If there are water attractions, such as swimming pools or hot tubs, there should be a fence around it that is at least four feet tall and closed with a locking gate. This can help to keep young children out when there are no adults around to watch them.

Keeping children safe

When children are near water, the adults can’t let anything else distract them from watching the kids. Even if the children aren’t playing in the water, a small child might venture away from the adults and end up in water. This is why adults need to pay close attention to children who are near these types of attractions.
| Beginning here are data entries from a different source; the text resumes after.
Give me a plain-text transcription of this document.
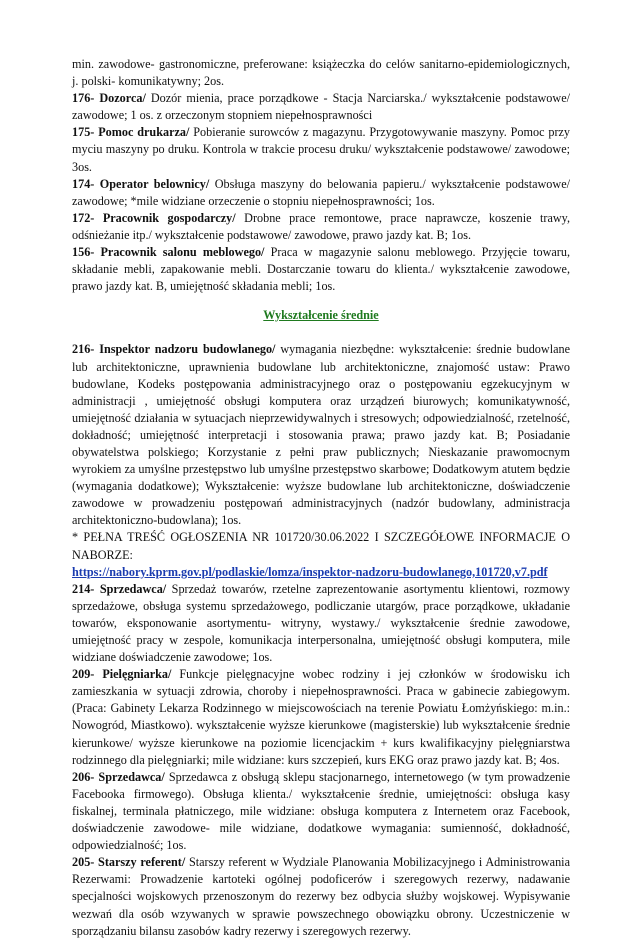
min. zawodowe- gastronomiczne, preferowane: książeczka do celów sanitarno-epidemiologicznych, j. polski- komunikatywny; 2os.

176- Dozorca/ Dozór mienia, prace porządkowe - Stacja Narciarska./ wykształcenie podstawowe/ zawodowe; 1 os. z orzeczonym stopniem niepełnosprawności

175- Pomoc drukarza/ Pobieranie surowców z magazynu. Przygotowywanie maszyny. Pomoc przy myciu maszyny po druku. Kontrola w trakcie procesu druku/ wykształcenie podstawowe/ zawodowe; 3os.

174- Operator belownicy/ Obsługa maszyny do belowania papieru./ wykształcenie podstawowe/ zawodowe; *mile widziane orzeczenie o stopniu niepełnosprawności; 1os.

172- Pracownik gospodarczy/ Drobne prace remontowe, prace naprawcze, koszenie trawy, odśnieżanie itp./ wykształcenie podstawowe/ zawodowe, prawo jazdy kat. B; 1os.

156- Pracownik salonu meblowego/ Praca w magazynie salonu meblowego. Przyjęcie towaru, składanie mebli, zapakowanie mebli. Dostarczanie towaru do klienta./ wykształcenie zawodowe, prawo jazdy kat. B, umiejętność składania mebli; 1os.

Wykształcenie średnie

216- Inspektor nadzoru budowlanego/ wymagania niezbędne: wykształcenie: średnie budowlane lub architektoniczne, uprawnienia budowlane lub architektoniczne, znajomość ustaw: Prawo budowlane, Kodeks postępowania administracyjnego oraz o postępowaniu egzekucyjnym w administracji , umiejętność obsługi komputera oraz urządzeń biurowych; komunikatywność, umiejętność działania w sytuacjach nieprzewidywalnych i stresowych; odpowiedzialność, rzetelność, dokładność; umiejętność interpretacji i stosowania prawa; prawo jazdy kat. B; Posiadanie obywatelstwa polskiego; Korzystanie z pełni praw publicznych; Nieskazanie prawomocnym wyrokiem za umyślne przestępstwo lub umyślne przestępstwo skarbowe; Dodatkowym atutem będzie (wymagania dodatkowe); Wykształcenie: wyższe budowlane lub architektoniczne, doświadczenie zawodowe w prowadzeniu postępowań administracyjnych (nadzór budowlany, administracja architektoniczno-budowlana); 1os.

* PEŁNA TREŚĆ OGŁOSZENIA NR 101720/30.06.2022 I SZCZEGÓŁOWE INFORMACJE O NABORZE:

https://nabory.kprm.gov.pl/podlaskie/lomza/inspektor-nadzoru-budowlanego,101720,v7.pdf

214- Sprzedawca/ Sprzedaż towarów, rzetelne zaprezentowanie asortymentu klientowi, rozmowy sprzedażowe, obsługa systemu sprzedażowego, podliczanie utargów, prace porządkowe, układanie towarów, eksponowanie asortymentu- witryny, wystawy./ wykształcenie średnie zawodowe, umiejętność pracy w zespole, komunikacja interpersonalna, umiejętność obsługi komputera, mile widziane doświadczenie zawodowe; 1os.

209- Pielęgniarka/ Funkcje pielęgnacyjne wobec rodziny i jej członków w środowisku ich zamieszkania w sytuacji zdrowia, choroby i niepełnosprawności. Praca w gabinecie zabiegowym. (Praca: Gabinety Lekarza Rodzinnego w miejscowościach na terenie Powiatu Łomżyńskiego: m.in.: Nowogród, Miastkowo). wykształcenie wyższe kierunkowe (magisterskie) lub wykształcenie średnie kierunkowe/ wyższe kierunkowe na poziomie licencjackim + kurs kwalifikacyjny pielęgniarstwa rodzinnego dla pielęgniarki; mile widziane: kurs szczepień, kurs EKG oraz prawo jazdy kat. B; 4os.

206- Sprzedawca/ Sprzedawca z obsługą sklepu stacjonarnego, internetowego (w tym prowadzenie Facebooka firmowego). Obsługa klienta./ wykształcenie średnie, umiejętności: obsługa kasy fiskalnej, terminala płatniczego, mile widziane: obsługa komputera z Internetem oraz Facebook, doświadczenie zawodowe- mile widziane, dodatkowe wymagania: sumienność, dokładność, odpowiedzialność; 1os.

205- Starszy referent/ Starszy referent w Wydziale Planowania Mobilizacyjnego i Administrowania Rezerwami: Prowadzenie kartoteki ogólnej podoficerów i szeregowych rezerwy, nadawanie specjalności wojskowych przenoszonym do rezerwy bez odbycia służby wojskowej. Wypisywanie wezwań dla osób wzywanych w sprawie powszechnego obowiązku obrony. Uczestniczenie w sporządzaniu bilansu zasobów kadry rezerwy i szeregowych rezerwy.
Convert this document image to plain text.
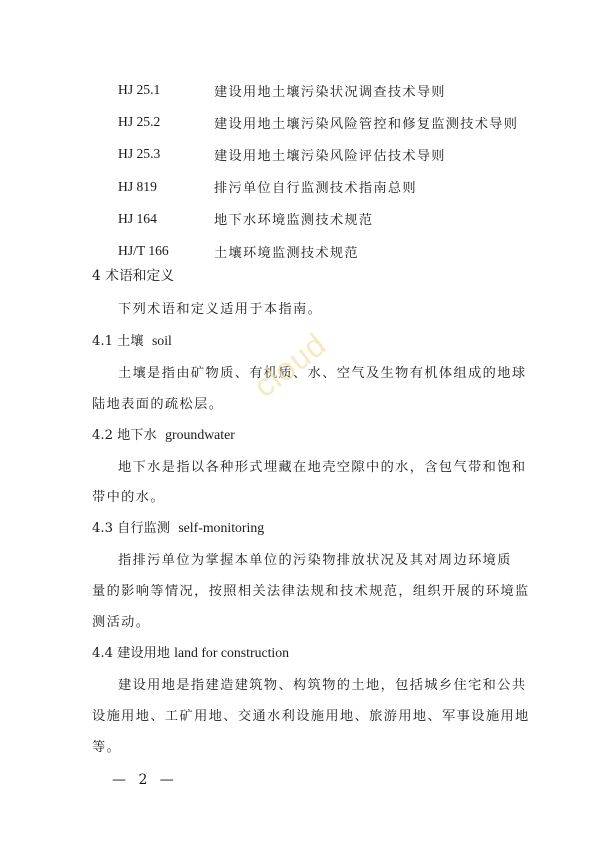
HJ 25.1	建设用地土壤污染状况调查技术导则
HJ 25.2	建设用地土壤污染风险管控和修复监测技术导则
HJ 25.3	建设用地土壤污染风险评估技术导则
HJ 819	排污单位自行监测技术指南总则
HJ 164	地下水环境监测技术规范
HJ/T 166	土壤环境监测技术规范
4 术语和定义
下列术语和定义适用于本指南。
4.1 土壤 soil
土壤是指由矿物质、有机质、水、空气及生物有机体组成的地球
陆地表面的疏松层。
4.2 地下水 groundwater
地下水是指以各种形式埋藏在地壳空隙中的水，含包气带和饱和
带中的水。
4.3 自行监测 self-monitoring
指排污单位为掌握本单位的污染物排放状况及其对周边环境质
量的影响等情况，按照相关法律法规和技术规范，组织开展的环境监
测活动。
4.4 建设用地 land for construction
建设用地是指建造建筑物、构筑物的土地，包括城乡住宅和公共
设施用地、工矿用地、交通水利设施用地、旅游用地、军事设施用地
等。
cloud
— 2 —
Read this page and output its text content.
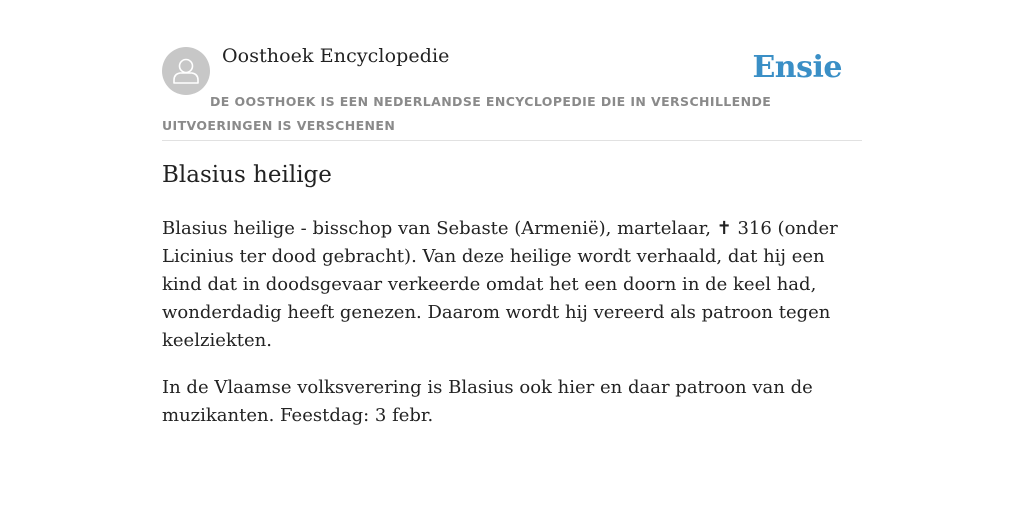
Oosthoek Encyclopedie	Ensie
DE OOSTHOEK IS EEN NEDERLANDSE ENCYCLOPEDIE DIE IN VERSCHILLENDE UITVOERINGEN IS VERSCHENEN
Blasius heilige

Blasius heilige - bisschop van Sebaste (Armenië), martelaar, ✝ 316 (onder Licinius ter dood gebracht). Van deze heilige wordt verhaald, dat hij een kind dat in doodsgevaar verkeerde omdat het een doorn in de keel had, wonderdadig heeft genezen. Daarom wordt hij vereerd als patroon tegen keelziekten.

In de Vlaamse volksverering is Blasius ook hier en daar patroon van de muzikanten. Feestdag: 3 febr.
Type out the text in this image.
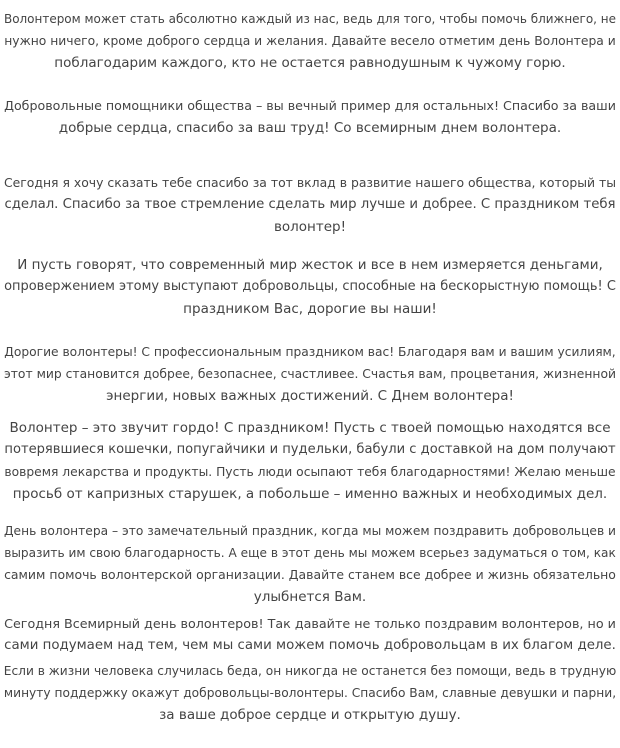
Волонтером может стать абсолютно каждый из нас, ведь для того, чтобы помочь ближнего, не
нужно ничего, кроме доброго сердца и желания. Давайте весело отметим день Волонтера и
поблагодарим каждого, кто не остается равнодушным к чужому горю.
Добровольные помощники общества – вы вечный пример для остальных! Спасибо за ваши
добрые сердца, спасибо за ваш труд! Со всемирным днем волонтера.
Сегодня я хочу сказать тебе спасибо за тот вклад в развитие нашего общества, который ты
сделал. Спасибо за твое стремление сделать мир лучше и добрее. С праздником тебя
волонтер!
И пусть говорят, что современный мир жесток и все в нем измеряется деньгами,
опровержением этому выступают добровольцы, способные на бескорыстную помощь! С
праздником Вас, дорогие вы наши!
Дорогие волонтеры! С профессиональным праздником вас! Благодаря вам и вашим усилиям,
этот мир становится добрее, безопаснее, счастливее. Счастья вам, процветания, жизненной
энергии, новых важных достижений. С Днем волонтера!
Волонтер – это звучит гордо! С праздником! Пусть с твоей помощью находятся все
потерявшиеся кошечки, попугайчики и пудельки, бабули с доставкой на дом получают
вовремя лекарства и продукты. Пусть люди осыпают тебя благодарностями! Желаю меньше
просьб от капризных старушек, а побольше – именно важных и необходимых дел.
День волонтера – это замечательный праздник, когда мы можем поздравить добровольцев и
выразить им свою благодарность. А еще в этот день мы можем всерьез задуматься о том, как
самим помочь волонтерской организации. Давайте станем все добрее и жизнь обязательно
улыбнется Вам.
Сегодня Всемирный день волонтеров! Так давайте не только поздравим волонтеров, но и
сами подумаем над тем, чем мы сами можем помочь добровольцам в их благом деле.
Если в жизни человека случилась беда, он никогда не останется без помощи, ведь в трудную
минуту поддержку окажут добровольцы-волонтеры. Спасибо Вам, славные девушки и парни,
за ваше доброе сердце и открытую душу.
If a child is in the water, there should be an adult within an arm’s reach. Using floating devices to help children remain safe is a good idea, but it can’t replace adult supervision.

Children who can’t swim or who are very young should have on a life vest if they are visiting a water park or a big body of water. If the child is going into the wave pool, they should have on a life vest if they are under 48 inches tall, according to the Wave Pool Safety Act.

Learning CPR is advisable for adults who will supervise children near water. If there is a near-drowning, the child should be taken for immediate medical care. There is a chance for “dry drowning,” which means that the child should be closely monitored for at least 24 hours after a near-drowning. If the incident was due to negligence on the part of the property owner, the parents of the child may want to take legal action.